Health official Dr. Bonnie Henry, quoted by the CBC, has written to Health Canada, asking how this remedy could be approved. But as noted above, approval of ineffective treatments is the intent of Health Canada’s Natural Health Products regulatory scheme – not a bug. Notably, British Columbia’s naturopathic regulator is standing behind Zimmermann’s approach:
“There’s no common consensus about how the remedies work, but that they work is pretty clear. There are literally hundreds of millions of people around the world using homeopathy,” Zimmermann said. She has the support of the regulatory body for B.C.’s naturopathic doctors.

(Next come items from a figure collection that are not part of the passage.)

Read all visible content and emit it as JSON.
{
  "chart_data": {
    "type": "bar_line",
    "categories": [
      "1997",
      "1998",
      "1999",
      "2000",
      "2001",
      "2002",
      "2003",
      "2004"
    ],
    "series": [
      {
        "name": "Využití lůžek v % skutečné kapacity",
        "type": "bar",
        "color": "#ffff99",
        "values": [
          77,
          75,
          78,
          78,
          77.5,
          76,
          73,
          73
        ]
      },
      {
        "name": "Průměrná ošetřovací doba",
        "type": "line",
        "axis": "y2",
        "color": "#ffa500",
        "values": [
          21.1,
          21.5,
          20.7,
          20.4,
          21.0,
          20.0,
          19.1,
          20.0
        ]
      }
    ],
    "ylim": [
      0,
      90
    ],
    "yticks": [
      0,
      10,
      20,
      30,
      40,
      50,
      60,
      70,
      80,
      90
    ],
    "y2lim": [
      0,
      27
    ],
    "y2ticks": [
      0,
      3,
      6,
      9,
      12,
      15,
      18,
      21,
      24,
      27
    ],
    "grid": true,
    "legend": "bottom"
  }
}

According to the College of Naturopathic Physicians of British Columbia, lyssinum as an acceptable treatment. “Homeopathy, which includes the use of substances such as lyssinum, is a traditional modality with a long history in the naturopathic scope of practice; it is still used by some naturopathic doctors today,” deputy registrar Phillipa Stanaway wrote in an email.
Laughably, Health Canada says it takes safety “very seriously” despite implementing a licensing system that is doing exactly what it was designed to do.
Conclusion: Licensing magic doesn’t make it work
In Canada there have been limited attempts to regulate products like homeopathy or alternative medicine providers like naturopaths to scientific standards. In the absence of clear regulations that put science and patient safety first, it should not be surprising to see alternative medicine providers using pre-scientific practices to treat real medical issues. As long as regulators continue to allow these sorts of double-standards for these “alternative” practices, it is patients who will always, ultimately, pay the price.